Re: Is it ok to have sex with older people?
Posted: Sun Mar 23, 2025 5:51 am
by Latha
Hello Justherenow, welcome to the boards! Don’t worry, your post makes sense.
I’m sorry you feel like you can’t talk to anyone about this! I know the discussions around this subject can be a bit fraught. Let me assure you, it is okay to have sex with people who are older than you. You are not being gross or doing anything wrong. What you are doing is exploring a consensual relationship. It’s true that age gaps can sometimes come with a power dynamic that is unhealthy, but that doesn’t mean all age-disparate relationships are negative.
(It wasn’t wrong for you to use the word, but I want to note that a fetish technically refers to an object that someone needs in order to feel sexual arousal. Having a fetish isn’t bad, but I would think of your situation more as an interest or preference.)

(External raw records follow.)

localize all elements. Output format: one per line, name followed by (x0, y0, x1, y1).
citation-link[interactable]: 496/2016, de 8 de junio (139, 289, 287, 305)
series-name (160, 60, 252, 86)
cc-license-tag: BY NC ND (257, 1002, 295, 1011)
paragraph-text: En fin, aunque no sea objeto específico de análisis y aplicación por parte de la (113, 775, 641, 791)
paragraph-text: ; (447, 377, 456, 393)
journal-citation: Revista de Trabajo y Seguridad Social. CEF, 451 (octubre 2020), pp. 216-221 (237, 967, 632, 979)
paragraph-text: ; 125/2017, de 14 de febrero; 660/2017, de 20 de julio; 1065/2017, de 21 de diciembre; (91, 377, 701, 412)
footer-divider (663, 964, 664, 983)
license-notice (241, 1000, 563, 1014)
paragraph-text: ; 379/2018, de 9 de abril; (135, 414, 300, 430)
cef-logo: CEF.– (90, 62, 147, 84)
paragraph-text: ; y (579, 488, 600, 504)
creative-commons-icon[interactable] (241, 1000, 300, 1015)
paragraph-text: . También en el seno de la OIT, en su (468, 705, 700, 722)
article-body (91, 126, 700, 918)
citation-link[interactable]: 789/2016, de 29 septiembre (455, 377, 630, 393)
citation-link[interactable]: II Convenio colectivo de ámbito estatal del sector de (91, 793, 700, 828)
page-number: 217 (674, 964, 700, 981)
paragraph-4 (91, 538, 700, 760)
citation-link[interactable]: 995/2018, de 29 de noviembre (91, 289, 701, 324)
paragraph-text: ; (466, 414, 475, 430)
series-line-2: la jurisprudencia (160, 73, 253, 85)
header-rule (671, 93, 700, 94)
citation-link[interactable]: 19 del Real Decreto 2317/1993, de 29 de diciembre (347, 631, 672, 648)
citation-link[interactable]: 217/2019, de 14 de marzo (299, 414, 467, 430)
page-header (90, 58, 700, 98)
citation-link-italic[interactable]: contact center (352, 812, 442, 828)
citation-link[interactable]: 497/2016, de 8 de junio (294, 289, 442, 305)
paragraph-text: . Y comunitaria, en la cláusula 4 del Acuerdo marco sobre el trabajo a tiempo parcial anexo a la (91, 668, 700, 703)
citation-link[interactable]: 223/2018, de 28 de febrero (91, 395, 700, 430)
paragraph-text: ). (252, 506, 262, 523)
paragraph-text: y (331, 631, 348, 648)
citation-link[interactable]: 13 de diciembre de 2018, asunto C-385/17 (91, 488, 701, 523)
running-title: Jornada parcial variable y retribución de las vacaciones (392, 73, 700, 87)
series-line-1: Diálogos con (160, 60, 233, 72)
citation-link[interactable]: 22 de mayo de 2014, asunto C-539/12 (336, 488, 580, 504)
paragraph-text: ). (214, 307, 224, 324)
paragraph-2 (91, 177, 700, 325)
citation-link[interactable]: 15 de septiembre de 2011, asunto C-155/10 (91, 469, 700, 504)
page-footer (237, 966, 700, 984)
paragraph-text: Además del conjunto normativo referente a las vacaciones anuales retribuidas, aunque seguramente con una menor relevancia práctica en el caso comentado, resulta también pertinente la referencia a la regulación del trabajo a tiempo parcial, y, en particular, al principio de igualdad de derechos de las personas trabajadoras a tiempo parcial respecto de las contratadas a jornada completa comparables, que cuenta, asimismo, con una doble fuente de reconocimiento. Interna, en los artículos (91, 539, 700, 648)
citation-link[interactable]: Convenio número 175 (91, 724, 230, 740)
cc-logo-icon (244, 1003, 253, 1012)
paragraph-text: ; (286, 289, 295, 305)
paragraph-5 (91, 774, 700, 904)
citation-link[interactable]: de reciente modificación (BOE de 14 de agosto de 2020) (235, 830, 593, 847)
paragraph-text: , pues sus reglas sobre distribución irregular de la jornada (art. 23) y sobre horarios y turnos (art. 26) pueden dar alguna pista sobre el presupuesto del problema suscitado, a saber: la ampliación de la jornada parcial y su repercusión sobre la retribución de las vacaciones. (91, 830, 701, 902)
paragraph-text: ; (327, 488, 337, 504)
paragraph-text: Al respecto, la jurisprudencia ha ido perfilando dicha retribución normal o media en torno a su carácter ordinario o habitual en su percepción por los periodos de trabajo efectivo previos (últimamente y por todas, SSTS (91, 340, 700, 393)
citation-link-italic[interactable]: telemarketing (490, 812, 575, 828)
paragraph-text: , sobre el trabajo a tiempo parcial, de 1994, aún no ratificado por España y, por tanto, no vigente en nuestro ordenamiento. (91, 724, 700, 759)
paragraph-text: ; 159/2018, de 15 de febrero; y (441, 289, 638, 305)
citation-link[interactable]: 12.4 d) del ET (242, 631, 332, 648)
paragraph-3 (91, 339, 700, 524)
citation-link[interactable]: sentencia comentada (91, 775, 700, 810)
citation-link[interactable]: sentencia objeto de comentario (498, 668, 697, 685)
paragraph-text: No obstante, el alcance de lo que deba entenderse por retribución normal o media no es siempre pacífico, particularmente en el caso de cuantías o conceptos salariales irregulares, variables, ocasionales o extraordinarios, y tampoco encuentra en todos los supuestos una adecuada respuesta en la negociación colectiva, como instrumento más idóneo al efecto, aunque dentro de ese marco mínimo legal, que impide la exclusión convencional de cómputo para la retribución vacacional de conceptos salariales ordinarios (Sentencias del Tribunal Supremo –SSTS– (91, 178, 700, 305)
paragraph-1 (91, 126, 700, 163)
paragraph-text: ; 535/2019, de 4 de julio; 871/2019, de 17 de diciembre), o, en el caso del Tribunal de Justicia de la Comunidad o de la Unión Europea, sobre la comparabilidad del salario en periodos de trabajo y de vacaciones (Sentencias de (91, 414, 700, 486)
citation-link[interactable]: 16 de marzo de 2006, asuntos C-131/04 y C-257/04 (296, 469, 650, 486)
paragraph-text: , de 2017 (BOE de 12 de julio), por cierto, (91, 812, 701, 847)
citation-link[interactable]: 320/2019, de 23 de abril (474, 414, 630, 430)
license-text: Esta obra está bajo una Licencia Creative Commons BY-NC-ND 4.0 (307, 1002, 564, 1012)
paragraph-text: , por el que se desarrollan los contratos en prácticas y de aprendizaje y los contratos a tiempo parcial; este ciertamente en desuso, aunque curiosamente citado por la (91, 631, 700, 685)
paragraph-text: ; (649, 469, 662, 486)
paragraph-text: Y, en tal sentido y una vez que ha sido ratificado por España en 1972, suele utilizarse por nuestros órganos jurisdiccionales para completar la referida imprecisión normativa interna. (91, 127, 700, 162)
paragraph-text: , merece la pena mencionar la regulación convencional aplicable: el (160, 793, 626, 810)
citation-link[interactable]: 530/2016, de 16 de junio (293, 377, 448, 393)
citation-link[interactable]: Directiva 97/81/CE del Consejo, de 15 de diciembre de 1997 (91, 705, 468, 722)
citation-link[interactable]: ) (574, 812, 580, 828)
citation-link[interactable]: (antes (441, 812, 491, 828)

Re: Is it ok to have sex with older people?
Posted: Wed Mar 26, 2025 2:31 pm
by Heather
I do want to add something here for you, justherenow.
If we can't talk to ANYONE about our dating relationships, that can get in the way of our safety and well-being. I'm also always a little concerned when younger queer people's only queer community are older people they're dating, because it can just make it awfully easy to feel like you have to be sexual with people to have community and to just get isolated in these relationships. We all need sounding boards for our intimate relationships for a whole bunch of important reasons.
Since it sounds like you're using apps to date, have you considered also using them to try and find more queer community and some new friends, maybe the kind of friends you would feel comfortable talking honestly to about our dating life?